Despite not having a complete understanding of the sorbed gas mechanism, there are several features found in previous work that makes sorbed gases attractive from a petroleum exploration perspective. For example, sorbed gases:
1. Generally carry the molecular and stable isotope signatures of the deeper seated hydrocarbons if present,
2. Do not readily exchange with free or dissolved gases in the interstitial spaces,
3. Are protected from microbial attack,
4. Migrate vertically perhaps by “handshake migration” (Figure 5). This is a process by which gases move vertically along surfaces without interacting with the adjacent pore space. This is a critical aspect of the use of sorbed gases as a tool to characterize deeper-seated hydrocarbon accumulations or active source rocks,
5. Structure or ordered water plays a key role in the isolation of sorbed gases from free gases, i.e., very restricted exchange or interaction of mineral or organic surfacebound gases with unbound interstitial gases (Figure 4). The structure water is in fact a relatively impermeable membrane of organized H2O molecules, actually very unlike conventional liquid “water”. Structure water forms a contiguous coating or network that extends the entire sediment column. This membrane reduces the sorbed-free gas exchange and promotes the lateral solid surface migration.
The emerging theories regarding the restriction of gas exchange interaction between dissolved and sorbed gases by the presence of “structure” or “ordered” H2O may hold the key to understanding the apparent contradictions of genetically different gases juxtaposed in the same sample.
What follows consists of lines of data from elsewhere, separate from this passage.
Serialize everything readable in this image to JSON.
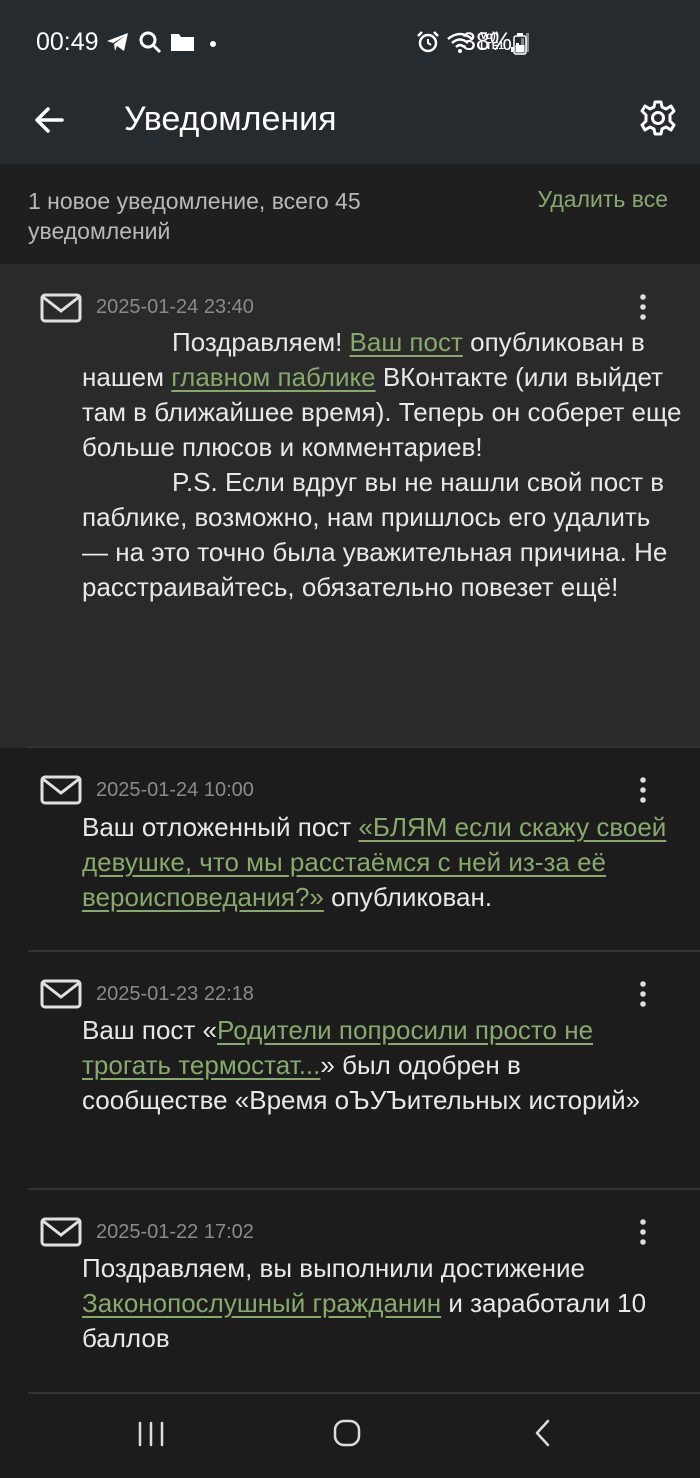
{
  "status_bar": {
    "time": "00:49",
    "battery": "38%",
    "left_icons": [
      "telegram-icon",
      "search-icon",
      "folder-icon",
      "dot-icon"
    ],
    "right_icons": [
      "alarm-icon",
      "wifi-icon",
      "volte-icon",
      "signal-icon"
    ],
    "volte_top": "Vo))",
    "volte_bottom": "LTE1"
  },
  "header": {
    "title": "Уведомления",
    "back_icon": "arrow-left-icon",
    "settings_icon": "gear-icon"
  },
  "summary": {
    "text": "1 новое уведомление, всего 45 уведомлений",
    "delete_all": "Удалить все"
  },
  "notifications": [
    {
      "date": "2025-01-24 23:40",
      "unread": true,
      "p1_a": "Поздравляем! ",
      "p1_link1": "Ваш пост",
      "p1_b": " опубликован в нашем ",
      "p1_link2": "главном паблике",
      "p1_c": " ВКонтакте (или выйдет там в ближайшее время). Теперь он соберет еще больше плюсов и комментариев!",
      "p2": "P.S. Если вдруг вы не нашли свой пост в паблике, возможно, нам пришлось его удалить — на это точно была уважительная причина. Не расстраивайтесь, обязательно повезет ещё!"
    },
    {
      "date": "2025-01-24 10:00",
      "unread": false,
      "a": "Ваш отложенный пост ",
      "link": "«БЛЯМ если скажу своей девушке, что мы расстаёмся с ней из-за её вероисповедания?»",
      "b": " опубликован."
    },
    {
      "date": "2025-01-23 22:18",
      "unread": false,
      "a": "Ваш пост «",
      "link": "Родители попросили просто не трогать термостат...",
      "b": "» был одобрен в сообществе «Время оЪУЪительных историй»"
    },
    {
      "date": "2025-01-22 17:02",
      "unread": false,
      "a": "Поздравляем, вы выполнили достижение ",
      "link": "Законопослушный гражданин",
      "b": " и заработали 10 баллов"
    }
  ],
  "nav_bar": {
    "items": [
      "recent-apps-icon",
      "home-icon",
      "back-icon"
    ]
  },
  "colors": {
    "accent": "#87a96b",
    "background": "#1c1c1c",
    "header": "#252b2f",
    "unread_bg": "#2a2a2a"
  }
}
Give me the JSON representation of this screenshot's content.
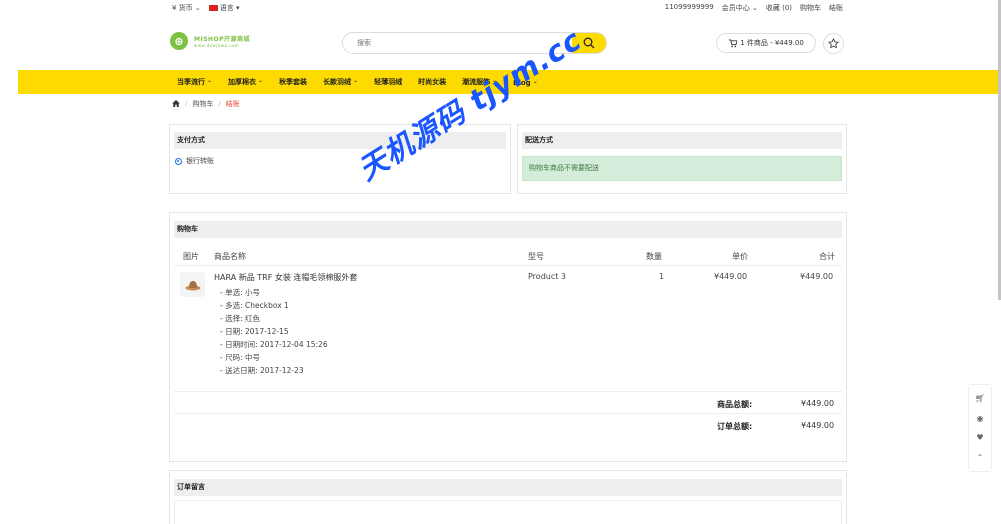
{
  "topbar": {
    "currency": "¥ 货币",
    "language": "语言",
    "phone": "11099999999",
    "links": [
      "会员中心",
      "收藏 (0)",
      "购物车",
      "结账"
    ]
  },
  "header": {
    "logo_title": "MISHOP开源商城",
    "logo_sub": "www.dswinwa.com",
    "search_placeholder": "搜索",
    "cart_summary": "1 件商品 - ¥449.00"
  },
  "menu": [
    {
      "label": "当季流行",
      "caret": true
    },
    {
      "label": "加厚棉衣",
      "caret": true
    },
    {
      "label": "秋季套装",
      "caret": false
    },
    {
      "label": "长款羽绒",
      "caret": true
    },
    {
      "label": "轻薄羽绒",
      "caret": false
    },
    {
      "label": "时尚女装",
      "caret": false
    },
    {
      "label": "潮流服饰",
      "caret": true
    },
    {
      "label": "Blog",
      "caret": true
    }
  ],
  "breadcrumb": {
    "cart": "购物车",
    "current": "结账"
  },
  "payment": {
    "title": "支付方式",
    "option": "银行转账"
  },
  "shipping": {
    "title": "配送方式",
    "notice": "购物车商品不需要配送"
  },
  "cart": {
    "title": "购物车",
    "headers": {
      "image": "图片",
      "name": "商品名称",
      "model": "型号",
      "quantity": "数量",
      "unit_price": "单价",
      "total": "合计"
    },
    "item": {
      "name": "HARA 新品 TRF 女装 连帽毛领棉服外套",
      "options": [
        "- 单选: 小号",
        "- 多选: Checkbox 1",
        "- 选择: 红色",
        "- 日期: 2017-12-15",
        "- 日期时间: 2017-12-04 15:26",
        "- 尺码: 中号",
        "- 送达日期: 2017-12-23"
      ],
      "model": "Product 3",
      "quantity": "1",
      "unit_price": "¥449.00",
      "total": "¥449.00"
    },
    "totals": [
      {
        "label": "商品总额:",
        "value": "¥449.00"
      },
      {
        "label": "订单总额:",
        "value": "¥449.00"
      }
    ]
  },
  "comment": {
    "title": "订单留言"
  },
  "watermark": "天机源码 tjym.cc",
  "colors": {
    "accent": "#fedb00",
    "logo": "#7cc242",
    "link_active": "#e6472f",
    "success_bg": "#d4edda"
  }
}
This presentation will highlight these controversies and advances made in the application of sorbed gas Microdesorption CF-IRMS, and give examples of its application.
Horvitz, L. 1982. Upward migraion of hydrocarbons from gas and oil deposits, 183rd Am. Chem. Soc. Nat. Mtg., Las Vegas, Nevada, March 28-April 2.
Stahl, W., E. Faber and D.L. Kirksey, 1981. Near-surface evidence of migration of natural gas from deep reservoirs and source rocks, AAPG Bull., v. 65, p. 1543-1550.